Emden - Im Lockdown die Natur vor der eigenen Haustür entdecken – dieser Trend hat am letzten Wochenende offenbar auch die große Mitmach-Zählung „Stunde der Wintervögel“ befeuert. Zwar läuft die Meldephase noch, doch schon jetzt zeichnet sich ostfrieslandweit mit über 1000 Teilnehmern eine neue Rekordbeteiligung ab. In Emden ist immerhin schon mal die zweitbeste Teilnehmerzahl seit dem Start 2011 erreicht. „Auch das ist ein sehr gutes Zwischenergebnis“, sagte Regionalgeschäftsführer Jan Schürings vom Naturschutzbund (Nabu) Ostfriesland.
Demnach haben bisher 87 Emder bei der Wintervogelzählung mitgemacht – schon jetzt sechs mehr als im Vorjahr bei Meldeschluss. „Und vielleicht kommen wir ja auch noch an den Rekord von 103 Teilnehmern im Jahr 2019 heran“, sagte Schürings. Schließlich sei das Portal für die Online-Meldung der Zählergebnisse noch bis kommenden Montag geöffnet.

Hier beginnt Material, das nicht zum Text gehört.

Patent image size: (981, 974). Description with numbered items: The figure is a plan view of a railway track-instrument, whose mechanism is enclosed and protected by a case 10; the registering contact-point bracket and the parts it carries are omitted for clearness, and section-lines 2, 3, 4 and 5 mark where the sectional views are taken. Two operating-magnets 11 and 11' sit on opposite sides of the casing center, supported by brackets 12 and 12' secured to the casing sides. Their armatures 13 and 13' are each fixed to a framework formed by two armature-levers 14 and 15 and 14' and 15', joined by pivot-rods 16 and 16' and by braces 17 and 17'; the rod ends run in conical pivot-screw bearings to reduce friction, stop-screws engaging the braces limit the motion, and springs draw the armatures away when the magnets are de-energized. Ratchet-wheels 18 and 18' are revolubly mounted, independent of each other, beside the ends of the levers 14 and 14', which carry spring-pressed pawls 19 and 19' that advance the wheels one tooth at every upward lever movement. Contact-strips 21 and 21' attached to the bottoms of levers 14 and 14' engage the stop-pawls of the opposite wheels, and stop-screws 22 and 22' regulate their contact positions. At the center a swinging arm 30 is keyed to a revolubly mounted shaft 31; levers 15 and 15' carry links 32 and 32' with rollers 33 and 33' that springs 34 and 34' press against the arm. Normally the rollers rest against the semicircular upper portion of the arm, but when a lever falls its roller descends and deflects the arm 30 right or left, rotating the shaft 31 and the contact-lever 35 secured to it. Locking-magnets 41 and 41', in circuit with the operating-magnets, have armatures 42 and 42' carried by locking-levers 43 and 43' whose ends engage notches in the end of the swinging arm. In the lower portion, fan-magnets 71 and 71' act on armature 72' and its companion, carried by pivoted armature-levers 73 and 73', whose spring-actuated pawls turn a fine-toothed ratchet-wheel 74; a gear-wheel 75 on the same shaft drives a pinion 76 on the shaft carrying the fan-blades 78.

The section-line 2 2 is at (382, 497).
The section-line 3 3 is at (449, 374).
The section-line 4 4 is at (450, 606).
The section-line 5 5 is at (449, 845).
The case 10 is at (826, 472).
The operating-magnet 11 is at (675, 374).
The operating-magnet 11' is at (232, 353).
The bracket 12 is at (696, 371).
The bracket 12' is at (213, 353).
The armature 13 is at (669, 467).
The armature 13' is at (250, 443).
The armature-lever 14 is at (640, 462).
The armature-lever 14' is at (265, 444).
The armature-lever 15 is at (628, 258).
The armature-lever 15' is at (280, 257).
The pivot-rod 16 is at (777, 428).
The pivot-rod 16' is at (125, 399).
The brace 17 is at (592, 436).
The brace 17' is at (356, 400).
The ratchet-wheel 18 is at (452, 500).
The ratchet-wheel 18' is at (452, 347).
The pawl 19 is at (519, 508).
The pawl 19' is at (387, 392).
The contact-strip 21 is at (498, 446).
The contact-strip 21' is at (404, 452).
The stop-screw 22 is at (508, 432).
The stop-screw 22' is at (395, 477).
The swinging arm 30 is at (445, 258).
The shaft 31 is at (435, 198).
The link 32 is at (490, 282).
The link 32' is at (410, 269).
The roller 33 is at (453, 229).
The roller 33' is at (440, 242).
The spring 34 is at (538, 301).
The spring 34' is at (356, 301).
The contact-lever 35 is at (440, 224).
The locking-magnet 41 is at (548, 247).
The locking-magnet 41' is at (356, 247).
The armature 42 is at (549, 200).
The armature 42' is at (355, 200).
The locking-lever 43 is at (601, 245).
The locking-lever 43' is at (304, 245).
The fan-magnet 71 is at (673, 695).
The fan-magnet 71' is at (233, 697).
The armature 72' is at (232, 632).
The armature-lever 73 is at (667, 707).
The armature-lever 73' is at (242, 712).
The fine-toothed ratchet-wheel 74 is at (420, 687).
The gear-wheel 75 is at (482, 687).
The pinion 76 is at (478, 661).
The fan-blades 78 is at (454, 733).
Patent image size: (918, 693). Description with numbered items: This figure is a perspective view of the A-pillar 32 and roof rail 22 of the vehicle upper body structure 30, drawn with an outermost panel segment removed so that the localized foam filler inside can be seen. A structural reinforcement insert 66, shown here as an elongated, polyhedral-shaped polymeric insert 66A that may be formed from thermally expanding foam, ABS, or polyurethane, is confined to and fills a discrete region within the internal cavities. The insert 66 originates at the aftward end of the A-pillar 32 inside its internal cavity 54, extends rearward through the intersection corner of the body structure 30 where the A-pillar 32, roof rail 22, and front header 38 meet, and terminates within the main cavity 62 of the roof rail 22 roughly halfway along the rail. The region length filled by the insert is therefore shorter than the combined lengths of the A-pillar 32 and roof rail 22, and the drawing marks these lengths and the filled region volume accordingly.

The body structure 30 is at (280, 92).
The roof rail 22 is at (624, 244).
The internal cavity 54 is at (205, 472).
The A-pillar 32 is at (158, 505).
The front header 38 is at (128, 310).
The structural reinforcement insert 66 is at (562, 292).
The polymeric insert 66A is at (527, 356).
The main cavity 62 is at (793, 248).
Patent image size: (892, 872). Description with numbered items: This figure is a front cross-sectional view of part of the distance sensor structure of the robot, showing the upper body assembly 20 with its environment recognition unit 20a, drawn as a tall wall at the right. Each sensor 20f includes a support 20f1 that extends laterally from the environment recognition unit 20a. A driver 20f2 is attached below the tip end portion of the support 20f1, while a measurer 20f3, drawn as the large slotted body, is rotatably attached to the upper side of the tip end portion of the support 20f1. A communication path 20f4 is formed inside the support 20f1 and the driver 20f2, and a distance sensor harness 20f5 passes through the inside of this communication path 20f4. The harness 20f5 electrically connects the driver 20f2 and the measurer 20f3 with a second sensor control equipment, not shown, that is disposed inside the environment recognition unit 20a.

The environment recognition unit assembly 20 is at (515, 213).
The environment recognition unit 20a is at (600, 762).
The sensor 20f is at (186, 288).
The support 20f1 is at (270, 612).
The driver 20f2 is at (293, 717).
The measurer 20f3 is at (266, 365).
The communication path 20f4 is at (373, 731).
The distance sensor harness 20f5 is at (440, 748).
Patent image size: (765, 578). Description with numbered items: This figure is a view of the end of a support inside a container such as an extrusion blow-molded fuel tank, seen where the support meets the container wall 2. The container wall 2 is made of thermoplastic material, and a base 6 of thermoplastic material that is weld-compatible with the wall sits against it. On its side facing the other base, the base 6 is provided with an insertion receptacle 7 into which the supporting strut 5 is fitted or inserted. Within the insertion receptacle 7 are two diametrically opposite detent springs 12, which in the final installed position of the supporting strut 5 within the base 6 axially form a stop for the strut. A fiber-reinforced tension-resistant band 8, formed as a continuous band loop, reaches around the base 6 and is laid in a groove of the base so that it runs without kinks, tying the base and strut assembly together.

Auch die bis dahin per Brief zugesandten Meldungen, die von den Nabu-Mitarbeitern erst per Hand ins System eingegeben werden müssen, könnten die Teilnehmerzahl noch ein bisschen nach oben schrauben.
Auch die Anzahl der Gärten (auf dem zweithöchsten Stand) und die Anzahl der genannten Vogelarten (die höchste seit 2011) wertet Schürings als Erfolg. „Man merkt, dass viele regelmäßig dabei sind, inzwischen mehr Arten unterscheiden können und daher auch mehr Exemplare in den Zweigen entdecken.“
Eine Emder Auffälligkeit dabei war laut Schürings, dass in der Stadt deutlich mehr Rabenkrähen (die mit dem schwarzen Schnabel) und Saatkrähen (grauer Schnabel mit Höcker) gezählt worden seien. „Das läuft gegen den Trend im ländlicheren Ostfriesland.“ Eine Entwicklung, die darauf zurückgeführt wird, dass speziell die Saatkrähen wegen der immer effektiveren Erntemaschinen auf den Äckern weniger Futter finden. Auch deutlich mehr Buntspechte seien in Emden gesichtet worden.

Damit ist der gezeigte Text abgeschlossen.